Any variation of breathing is physiological and may occur during speaking, moving and many other factors. As novel concept, the investigator proposes that such variation of ventilation rhythm and volume may have an important impact on heart rate variability (HRV), which is known as to be an indicator of a healthy heart. Since it has been observed that HRV is an important predictor of mortality in coronary care units, investigation of HRV became more important. Recently it was found that low HRV is associated with an increasing mortality and proposed low HRV to be a marker for critical illness.

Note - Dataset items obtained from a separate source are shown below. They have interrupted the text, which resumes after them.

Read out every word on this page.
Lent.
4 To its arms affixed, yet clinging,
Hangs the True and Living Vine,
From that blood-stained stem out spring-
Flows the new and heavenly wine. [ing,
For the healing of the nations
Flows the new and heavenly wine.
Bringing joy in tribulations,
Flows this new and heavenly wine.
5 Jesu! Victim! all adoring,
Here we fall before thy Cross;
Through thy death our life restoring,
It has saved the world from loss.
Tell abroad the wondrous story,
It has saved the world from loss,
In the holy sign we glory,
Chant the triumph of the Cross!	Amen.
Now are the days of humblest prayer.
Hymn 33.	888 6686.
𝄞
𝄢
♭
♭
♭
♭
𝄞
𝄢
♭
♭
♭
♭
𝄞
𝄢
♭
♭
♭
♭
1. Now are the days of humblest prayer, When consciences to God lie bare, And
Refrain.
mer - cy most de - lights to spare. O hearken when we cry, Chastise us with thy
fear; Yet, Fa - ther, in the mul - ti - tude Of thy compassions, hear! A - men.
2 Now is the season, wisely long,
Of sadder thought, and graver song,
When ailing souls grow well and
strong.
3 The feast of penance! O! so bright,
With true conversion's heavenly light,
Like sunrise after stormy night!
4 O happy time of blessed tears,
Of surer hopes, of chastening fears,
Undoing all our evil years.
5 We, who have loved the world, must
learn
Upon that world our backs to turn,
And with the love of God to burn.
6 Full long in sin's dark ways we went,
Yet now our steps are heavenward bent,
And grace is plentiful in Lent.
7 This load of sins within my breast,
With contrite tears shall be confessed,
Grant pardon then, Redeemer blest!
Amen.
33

The analysis and further investigation of HRV has therefore become an important issue in modern medicine. Mechanical ventilation plays a pivotal role in ICUs and should be further improved. Mechanical ventilation per se is stressful for the cardiovascular system. Cardiovascular homeostasis is of major importance and the investigator hypothesises that noisy PSV will decrease the stress applied to the human heart measured via heart rate variability.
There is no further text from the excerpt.